Con más de 25 millones de dólares y 23 rehenes en juego, “El robo del siglo” acaparó todos los diarios matutinos aquel 13 de enero del 2006. Desde lo alto, cuatro francotiradores marcaban sus objetivos y una unión de 300 policías lucían sus fusiles y escudos en la espera un leve movimiento. 

Cámaras transmitían sin descanso el gran suceso en todo el país mientras algunos policías se preparaban para irrumpir en el banco. Más de 20 enfoques distintos que retrataron, en vivo y en directo, como sus asaltantes se habían fugados en dos lanchas inflables dentro de un imprevisto túnel. 

Tras su despedida, victoriosos y enorgullecidos, dejaron un mensaje entre las 147 cajas de seguridad que lustraron: “En barrio de ricachones, sin armas ni rencores, es sólo plata y no amores”

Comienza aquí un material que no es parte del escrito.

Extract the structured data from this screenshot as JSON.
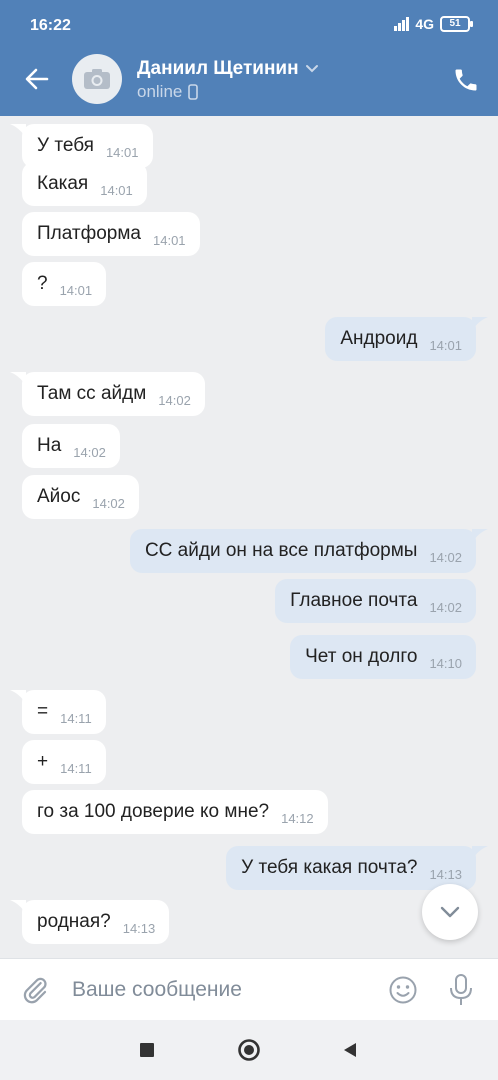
{
  "status_bar": {
    "time": "16:22",
    "network": "4G",
    "battery": "51"
  },
  "header": {
    "contact_name": "Даниил Щетинин",
    "status": "online"
  },
  "messages": [
    {
      "dir": "in",
      "text": "У тебя",
      "time": "14:01"
    },
    {
      "dir": "in",
      "text": "Какая",
      "time": "14:01"
    },
    {
      "dir": "in",
      "text": "Платформа",
      "time": "14:01"
    },
    {
      "dir": "in",
      "text": "?",
      "time": "14:01"
    },
    {
      "dir": "out",
      "text": "Андроид",
      "time": "14:01"
    },
    {
      "dir": "in",
      "text": "Там сс айдм",
      "time": "14:02"
    },
    {
      "dir": "in",
      "text": "На",
      "time": "14:02"
    },
    {
      "dir": "in",
      "text": "Айос",
      "time": "14:02"
    },
    {
      "dir": "out",
      "text": "СС айди он на все платформы",
      "time": "14:02"
    },
    {
      "dir": "out",
      "text": "Главное почта",
      "time": "14:02"
    },
    {
      "dir": "out",
      "text": "Чет он долго",
      "time": "14:10"
    },
    {
      "dir": "in",
      "text": "=",
      "time": "14:11"
    },
    {
      "dir": "in",
      "text": "+",
      "time": "14:11"
    },
    {
      "dir": "in",
      "text": "го за 100 доверие ко мне?",
      "time": "14:12"
    },
    {
      "dir": "out",
      "text": "У тебя какая почта?",
      "time": "14:13"
    },
    {
      "dir": "in",
      "text": "родная?",
      "time": "14:13"
    }
  ],
  "composer": {
    "placeholder": "Ваше сообщение"
  },
  "icons": {
    "back": "arrow-left-icon",
    "avatar": "camera-icon",
    "call": "phone-icon",
    "attach": "paperclip-icon",
    "emoji": "smile-icon",
    "mic": "microphone-icon",
    "scroll": "chevron-down-icon",
    "nav_recent": "square-icon",
    "nav_home": "circle-icon",
    "nav_back": "triangle-icon"
  },
  "colors": {
    "header": "#5181b8",
    "incoming_bubble": "#ffffff",
    "outgoing_bubble": "#dde7f3",
    "background": "#edeef0"
  }
}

Audaz como en la cinta,  la cabeza de la organización fue, en esta oportunidad,  Fernando Araujo “El Maestro”, que preparó al escuadrón con frases y estrategias muy similares a las del “El Profesor”.  Sin antecedentes ni imagen, burlo a 300 efectivos policiales, vincularon su escape al de una toma de rehenes, cuando en realidad el plan de la banda estaba oculto en la bóveda del banco.

Principios de enero y una sucursal del Banco Río de Acasso al acecho, donde solo un millon de dolares se recuperó del botín finalmente encontrado. La banda fue detenida, condena que no se llevó más de cinco años, y ninguno se permitió otra idea igual tras salir de prisión.

¿La razón por la que fueron encontrados? una mujer, específicamente, la esposa de uno de los asaltantes, no podía permitir que su marido pensó en fugarse con su amante más joven. Un golpe que, incluso después de 12 años, es evocado en la gran pantalla.